Movie Of The Month by JB Kaufman

The Darling of the C.S.A. (1912)

November, 2015

Kalem, 1912. Director: Kenean Buel. Cast: Anna Q. Nilsson, Guy Coombs, J. Barton Budsworth, Hal Clements, Storm Byrd, Henry Hallam.
            It’s been some time since I used this space to call attention to the activities of the National Film Preservation Foundation—but their good works have been continuing steadily all the while. As this post goes online, the NFPF has just unveiled the first fruits of an exciting new project. A large collection of “lost” American silent films, discovered in the collection of the EYE Filmmuseum in Amsterdam—one of the world’s leading film-preservation centers—has now been repatriated and, through a large-scale cooperative effort among American agencies, is being preserved and restored to view.

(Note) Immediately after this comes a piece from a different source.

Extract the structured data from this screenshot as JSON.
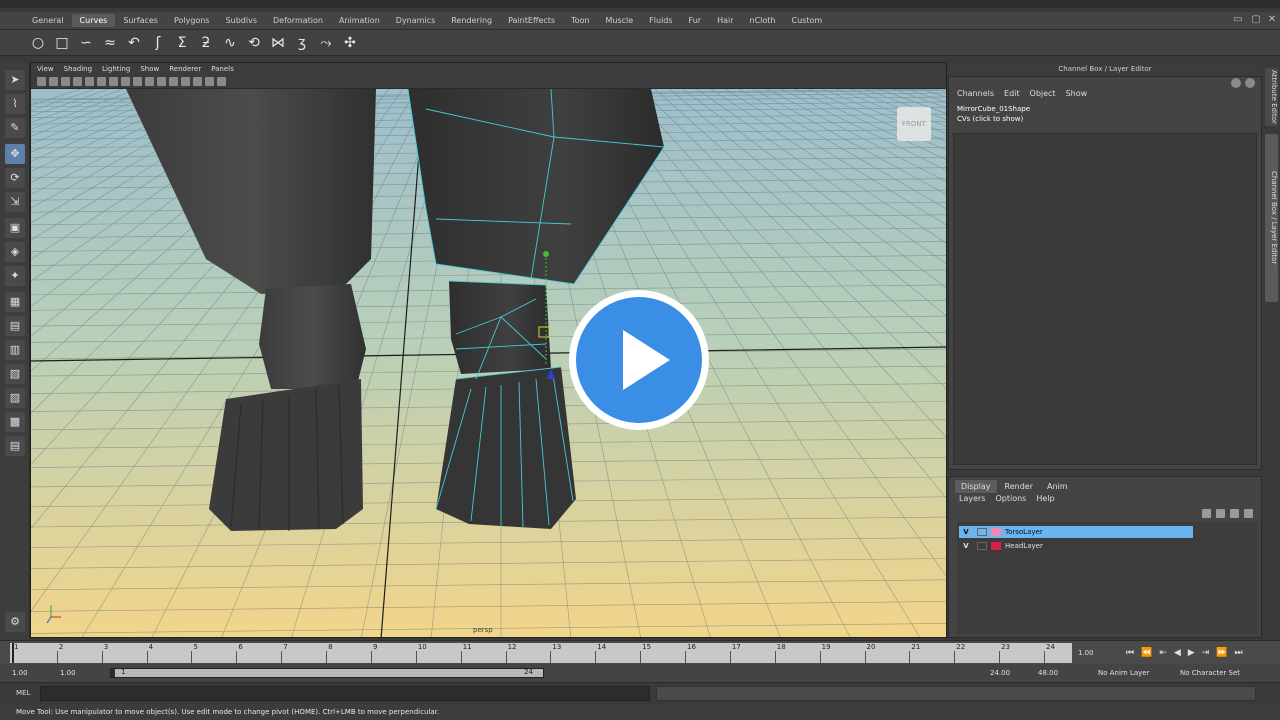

The NFPF has not only helped to coordinate this complex rescue effort, but has now made the first six restored films available online in the “Screening Room” section of its website, with more to follow at a later date. Having accepted the Foundation’s kind invitation to write a program note for one of those films, the novelty/educational reel Fifty Million Years Ago (1925), I’m now taking the liberty of commenting on another of those precious finds.
            The Darling of the C.S.A. is one of the countless short Civil War films produced by American filmmakers during the years 1911-1915, the semicentennial of the war itself. Vivid recollections of the conflict, still fresh in living memory during those years, produced a flood of literary, stage, and film stories with Civil War settings. I recently commented on one of those films in this department, but there were literally hundreds of others. In fact, enthusiasts who have followed the NFPF’s earlier activities will recall a DVD collection that included the 1912 Kalem short The Confederate Ironclad. In that film, Anna Q. Nilsson appeared as a Northern spy who helped to engineer an (ultimately unsuccessful) attack on the armored boat of the title.
            The Darling of the C.S.A., another Kalem short released about a month earlier in 1912, finds Ms. Nilsson on the opposite side of the conflict. Here she’s the title character, the “darling” of the Confederate army—not with the crude implications that might have been expected in a later film, but as the “idol” of the troops, as one trade review put it, one who enjoys “the loyalty of the whole army.” Here again she’s a spy, and the film details some of her exploits. Unlike some films that adopted a more serious tone, The Darling of the C.S.A. is essentially a breezy adventure story in which Nilsson pulls off one daring escapade after another—aided, it must be said, by the none-too-bright officers of the Union army. When the occasion calls for it, she’s fully prepared to don a man’s uniform and masquerade as a soldier—a ploy so often used in these films that, as Laura Horak points out in her online program note, it constituted a subgenre unto itself. (D.W. Griffith had directed a particularly notable example, The House with Closed Shutters, in 1910.)
            In this case, Nilsson contrives to have herself captured by the Northern army and placed in captivity in an officer’s tent—whereupon she promptly sheds her dress, revealing a Northern uniform underneath, shoves her long curls up under her cap, steals the army’s battle plans, and coolly walks out, past her captors and back to safety! Later, in anguish over the troops’ costly and unsuccessful efforts to capture a Union fort, she gives herself up again, deliberately placing herself in harm’s way to motivate her friends to make one more attempt on the fort.
            Anna Q. Nilsson is remembered today as a lovely and popular leading lady in films of the 1920s, but as these Kalem pictures reveal, her career was already in full swing in the early 1910s. In both films she demonstrates that her acting ability was fully up to the limited demands of these stories, and she handles her horseback riding scenes with skill and assurance. To have access to one of these films is a priceless gift; to have both is to have the beginnings of a perspective on one more aspect of early American film. And it’s a fresh reminder of the debt that we owe the National Film Preservation Foundation and its fellow institutions, as they continue the painstaking work of resurrecting our film heritage, bit by fascinating bit.